When I first came, I had some doubt in my mind that Padre Pio was really a saint. I never told anyone that I had these doubts. Then one day I went to confession to Padre Pio. I saw him in the confessional with his head tilted to one side. I saw a deep cross on his forehead. His face was bloody. He was staring at me, his eyes fixed on me. “Mama Mia”, I said to myself. I started to shake. I put my hand in my pocket to get a handkerchief and wipe his face, but my hand remained in my pocket. I could not move. We just kept staring at each other. I felt as if I was going to faint.

Padre Pio began to tell me all my sins. Then he gave me absolution. I saw that the blood on his face began to disappear. The cross on his forehead also disappeared. I left the confessional and I began to cry. I went on crying for three days and three nights. I said the rosary continuously.

I went to Padre Clemente and asked him to explain why Padre Pio had revealed himself to me the way he had. He told me to ask him but I did not have the courage to. Padre Pio was always before my eyes. I could not eat or sleep and I cried continuously.

I decided to go to the friary and ask Padre Pio why he had revealed himself to me like he had.
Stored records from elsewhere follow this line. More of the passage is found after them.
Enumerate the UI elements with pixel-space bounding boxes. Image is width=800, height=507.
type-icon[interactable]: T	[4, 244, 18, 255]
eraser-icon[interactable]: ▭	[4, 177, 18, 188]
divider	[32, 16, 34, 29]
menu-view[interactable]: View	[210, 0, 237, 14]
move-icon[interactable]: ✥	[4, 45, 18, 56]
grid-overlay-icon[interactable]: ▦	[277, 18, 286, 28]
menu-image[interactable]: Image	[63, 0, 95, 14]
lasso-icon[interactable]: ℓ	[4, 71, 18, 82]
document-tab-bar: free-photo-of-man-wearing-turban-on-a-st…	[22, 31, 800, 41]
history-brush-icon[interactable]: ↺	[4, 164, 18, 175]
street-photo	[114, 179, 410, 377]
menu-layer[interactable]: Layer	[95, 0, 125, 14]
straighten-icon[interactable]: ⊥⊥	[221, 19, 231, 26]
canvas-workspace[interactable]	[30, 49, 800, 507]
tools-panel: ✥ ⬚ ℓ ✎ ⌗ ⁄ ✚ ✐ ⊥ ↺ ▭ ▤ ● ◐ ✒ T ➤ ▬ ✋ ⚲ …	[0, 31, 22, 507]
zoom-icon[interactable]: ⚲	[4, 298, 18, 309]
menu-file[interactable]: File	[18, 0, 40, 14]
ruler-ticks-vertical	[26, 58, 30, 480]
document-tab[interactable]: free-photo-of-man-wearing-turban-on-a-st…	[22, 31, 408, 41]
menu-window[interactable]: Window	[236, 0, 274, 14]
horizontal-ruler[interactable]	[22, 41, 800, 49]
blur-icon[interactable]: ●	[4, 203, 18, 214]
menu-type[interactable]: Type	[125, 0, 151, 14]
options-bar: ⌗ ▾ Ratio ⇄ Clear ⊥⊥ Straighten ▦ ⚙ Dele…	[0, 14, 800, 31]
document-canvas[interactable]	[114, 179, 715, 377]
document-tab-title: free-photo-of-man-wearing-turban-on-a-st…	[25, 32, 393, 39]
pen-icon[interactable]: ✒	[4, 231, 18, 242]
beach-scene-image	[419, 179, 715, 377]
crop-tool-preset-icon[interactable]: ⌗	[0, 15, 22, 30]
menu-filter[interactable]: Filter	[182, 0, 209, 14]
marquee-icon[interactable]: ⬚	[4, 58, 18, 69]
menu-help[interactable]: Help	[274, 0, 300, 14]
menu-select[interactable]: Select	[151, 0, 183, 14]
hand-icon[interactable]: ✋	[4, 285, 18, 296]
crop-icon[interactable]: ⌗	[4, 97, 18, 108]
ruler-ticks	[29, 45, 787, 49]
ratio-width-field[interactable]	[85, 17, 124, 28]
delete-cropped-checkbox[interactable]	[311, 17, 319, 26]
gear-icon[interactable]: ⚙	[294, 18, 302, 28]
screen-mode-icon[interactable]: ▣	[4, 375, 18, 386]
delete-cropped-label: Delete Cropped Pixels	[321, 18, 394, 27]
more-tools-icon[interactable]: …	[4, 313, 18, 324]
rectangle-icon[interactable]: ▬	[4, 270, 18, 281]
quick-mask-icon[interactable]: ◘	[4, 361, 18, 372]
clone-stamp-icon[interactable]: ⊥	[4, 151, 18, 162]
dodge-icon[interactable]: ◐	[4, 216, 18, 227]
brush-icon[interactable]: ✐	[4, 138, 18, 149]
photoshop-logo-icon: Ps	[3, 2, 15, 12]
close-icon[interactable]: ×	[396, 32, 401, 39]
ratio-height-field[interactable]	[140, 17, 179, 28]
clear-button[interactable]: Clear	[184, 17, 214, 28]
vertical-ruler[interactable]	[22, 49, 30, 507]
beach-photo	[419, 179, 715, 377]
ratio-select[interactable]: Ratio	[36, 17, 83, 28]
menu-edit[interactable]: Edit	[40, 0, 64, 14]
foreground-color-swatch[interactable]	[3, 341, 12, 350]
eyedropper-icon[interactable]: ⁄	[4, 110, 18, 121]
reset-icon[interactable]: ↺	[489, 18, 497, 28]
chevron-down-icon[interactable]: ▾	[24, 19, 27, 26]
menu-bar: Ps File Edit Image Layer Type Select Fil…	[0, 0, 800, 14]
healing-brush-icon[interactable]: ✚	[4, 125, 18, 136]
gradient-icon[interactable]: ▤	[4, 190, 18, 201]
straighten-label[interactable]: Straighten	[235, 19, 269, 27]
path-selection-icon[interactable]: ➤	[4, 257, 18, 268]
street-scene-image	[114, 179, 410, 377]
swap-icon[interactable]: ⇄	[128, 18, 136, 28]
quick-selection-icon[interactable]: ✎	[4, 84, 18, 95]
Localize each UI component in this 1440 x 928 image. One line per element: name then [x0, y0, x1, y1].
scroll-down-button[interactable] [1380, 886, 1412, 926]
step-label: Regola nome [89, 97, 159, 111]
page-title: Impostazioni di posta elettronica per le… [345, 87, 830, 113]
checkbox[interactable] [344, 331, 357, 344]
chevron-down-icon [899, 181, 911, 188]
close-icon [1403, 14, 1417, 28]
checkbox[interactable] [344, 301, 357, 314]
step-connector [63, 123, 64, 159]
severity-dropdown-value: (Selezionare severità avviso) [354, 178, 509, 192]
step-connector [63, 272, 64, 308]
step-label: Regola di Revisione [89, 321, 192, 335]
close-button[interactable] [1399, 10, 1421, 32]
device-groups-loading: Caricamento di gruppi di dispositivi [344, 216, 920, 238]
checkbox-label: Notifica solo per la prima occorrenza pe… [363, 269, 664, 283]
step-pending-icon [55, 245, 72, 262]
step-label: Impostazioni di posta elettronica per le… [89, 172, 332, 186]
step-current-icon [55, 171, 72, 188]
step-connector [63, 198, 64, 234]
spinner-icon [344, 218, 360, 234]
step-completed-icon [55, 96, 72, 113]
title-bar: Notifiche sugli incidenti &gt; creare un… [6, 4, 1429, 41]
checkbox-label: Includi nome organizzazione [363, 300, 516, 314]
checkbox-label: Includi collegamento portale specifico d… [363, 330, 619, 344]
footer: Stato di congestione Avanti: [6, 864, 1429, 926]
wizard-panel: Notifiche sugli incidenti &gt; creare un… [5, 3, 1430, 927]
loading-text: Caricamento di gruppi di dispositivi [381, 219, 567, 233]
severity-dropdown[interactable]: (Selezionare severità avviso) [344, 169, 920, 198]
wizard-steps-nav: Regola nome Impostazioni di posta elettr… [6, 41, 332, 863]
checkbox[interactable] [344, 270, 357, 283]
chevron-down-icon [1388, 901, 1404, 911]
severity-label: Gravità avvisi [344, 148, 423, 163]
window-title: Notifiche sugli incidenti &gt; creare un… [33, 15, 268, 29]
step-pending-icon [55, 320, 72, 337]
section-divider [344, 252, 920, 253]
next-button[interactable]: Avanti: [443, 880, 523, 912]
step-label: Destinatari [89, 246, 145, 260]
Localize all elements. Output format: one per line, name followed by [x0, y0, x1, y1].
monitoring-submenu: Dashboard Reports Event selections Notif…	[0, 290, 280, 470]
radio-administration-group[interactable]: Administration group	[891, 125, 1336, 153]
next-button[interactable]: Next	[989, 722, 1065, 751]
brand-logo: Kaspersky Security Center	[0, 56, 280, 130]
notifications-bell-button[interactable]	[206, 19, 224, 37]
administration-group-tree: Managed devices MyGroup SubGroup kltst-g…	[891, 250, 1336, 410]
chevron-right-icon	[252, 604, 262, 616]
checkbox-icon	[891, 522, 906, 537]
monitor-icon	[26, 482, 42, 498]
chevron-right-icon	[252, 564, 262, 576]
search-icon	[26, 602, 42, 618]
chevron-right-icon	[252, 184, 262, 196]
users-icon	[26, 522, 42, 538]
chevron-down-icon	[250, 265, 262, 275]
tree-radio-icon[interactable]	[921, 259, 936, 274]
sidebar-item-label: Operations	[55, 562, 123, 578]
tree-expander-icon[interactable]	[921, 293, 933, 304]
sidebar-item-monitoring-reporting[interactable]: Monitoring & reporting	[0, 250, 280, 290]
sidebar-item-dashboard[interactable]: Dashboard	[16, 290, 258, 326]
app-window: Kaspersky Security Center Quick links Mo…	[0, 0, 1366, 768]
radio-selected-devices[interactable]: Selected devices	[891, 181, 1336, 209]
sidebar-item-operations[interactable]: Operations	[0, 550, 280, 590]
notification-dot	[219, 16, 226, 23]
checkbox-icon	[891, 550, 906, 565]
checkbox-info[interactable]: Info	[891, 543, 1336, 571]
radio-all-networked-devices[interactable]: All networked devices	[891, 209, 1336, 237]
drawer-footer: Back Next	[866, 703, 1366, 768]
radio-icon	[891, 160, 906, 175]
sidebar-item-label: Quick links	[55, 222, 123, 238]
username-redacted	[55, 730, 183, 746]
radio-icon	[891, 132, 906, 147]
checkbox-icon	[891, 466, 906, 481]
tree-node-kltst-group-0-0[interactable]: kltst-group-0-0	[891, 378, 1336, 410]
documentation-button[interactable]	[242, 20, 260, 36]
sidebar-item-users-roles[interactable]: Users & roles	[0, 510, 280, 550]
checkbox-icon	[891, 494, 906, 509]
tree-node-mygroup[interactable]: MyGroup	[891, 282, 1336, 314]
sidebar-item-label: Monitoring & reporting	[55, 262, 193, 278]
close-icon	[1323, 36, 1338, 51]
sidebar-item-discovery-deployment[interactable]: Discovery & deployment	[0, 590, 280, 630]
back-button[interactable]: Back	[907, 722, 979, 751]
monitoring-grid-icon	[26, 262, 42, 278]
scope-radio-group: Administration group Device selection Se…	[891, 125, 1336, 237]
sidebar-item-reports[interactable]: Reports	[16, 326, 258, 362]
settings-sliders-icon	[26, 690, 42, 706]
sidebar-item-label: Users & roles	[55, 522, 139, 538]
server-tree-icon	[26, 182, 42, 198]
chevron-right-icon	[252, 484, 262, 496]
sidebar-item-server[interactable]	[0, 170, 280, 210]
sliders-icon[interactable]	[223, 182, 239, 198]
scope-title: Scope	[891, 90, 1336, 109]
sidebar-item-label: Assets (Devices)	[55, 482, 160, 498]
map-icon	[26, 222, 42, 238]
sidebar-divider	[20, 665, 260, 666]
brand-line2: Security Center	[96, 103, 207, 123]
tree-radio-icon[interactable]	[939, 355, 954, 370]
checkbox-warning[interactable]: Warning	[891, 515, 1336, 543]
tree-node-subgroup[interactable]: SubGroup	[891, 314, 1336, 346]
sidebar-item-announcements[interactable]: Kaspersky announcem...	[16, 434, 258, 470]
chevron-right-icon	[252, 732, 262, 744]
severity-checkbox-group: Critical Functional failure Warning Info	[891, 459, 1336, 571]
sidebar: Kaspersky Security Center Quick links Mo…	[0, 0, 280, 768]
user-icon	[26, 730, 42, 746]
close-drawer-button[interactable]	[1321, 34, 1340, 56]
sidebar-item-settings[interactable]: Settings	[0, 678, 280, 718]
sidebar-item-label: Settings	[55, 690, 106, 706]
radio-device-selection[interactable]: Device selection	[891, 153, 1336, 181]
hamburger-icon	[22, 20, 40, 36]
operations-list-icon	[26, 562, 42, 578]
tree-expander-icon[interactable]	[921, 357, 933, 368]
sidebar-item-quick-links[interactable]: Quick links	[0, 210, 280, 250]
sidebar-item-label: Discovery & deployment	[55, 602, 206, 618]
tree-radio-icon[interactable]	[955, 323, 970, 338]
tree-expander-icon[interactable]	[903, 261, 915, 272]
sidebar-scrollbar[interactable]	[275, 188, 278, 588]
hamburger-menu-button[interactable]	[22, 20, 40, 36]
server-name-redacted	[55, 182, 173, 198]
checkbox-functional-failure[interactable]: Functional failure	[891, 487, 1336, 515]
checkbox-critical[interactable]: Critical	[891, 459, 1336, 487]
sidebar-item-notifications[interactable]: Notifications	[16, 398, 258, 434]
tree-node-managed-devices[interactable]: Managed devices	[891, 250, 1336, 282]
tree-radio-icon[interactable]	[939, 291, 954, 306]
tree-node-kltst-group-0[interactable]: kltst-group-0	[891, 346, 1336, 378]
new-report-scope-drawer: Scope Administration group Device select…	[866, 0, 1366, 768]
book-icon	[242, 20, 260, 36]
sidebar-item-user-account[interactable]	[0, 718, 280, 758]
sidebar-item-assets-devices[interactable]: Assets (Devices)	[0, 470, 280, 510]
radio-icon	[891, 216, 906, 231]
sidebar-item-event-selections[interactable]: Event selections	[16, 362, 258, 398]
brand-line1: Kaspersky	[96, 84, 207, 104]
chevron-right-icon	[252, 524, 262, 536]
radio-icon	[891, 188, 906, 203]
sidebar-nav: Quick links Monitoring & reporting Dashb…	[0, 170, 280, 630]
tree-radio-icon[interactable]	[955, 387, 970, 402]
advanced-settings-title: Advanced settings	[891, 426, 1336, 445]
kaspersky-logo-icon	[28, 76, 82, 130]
I got to the end of the corridor and saw Padre Pio leaning against the door outside his room as though he were waiting for me. I felt unable to move and I could not utter a word.

He saw me and said, “Come Laurino, come! What’s the matter? What has happened to you?” But I couldn’t find my voice. Finally I said, “Padre, tell me why you made me see you like that? Is it perhaps because of me that you suffer so much?”

“No,” he replied. “It was a grace that God wanted to give you.”

You see, it happened because of my doubts about his sanctity.”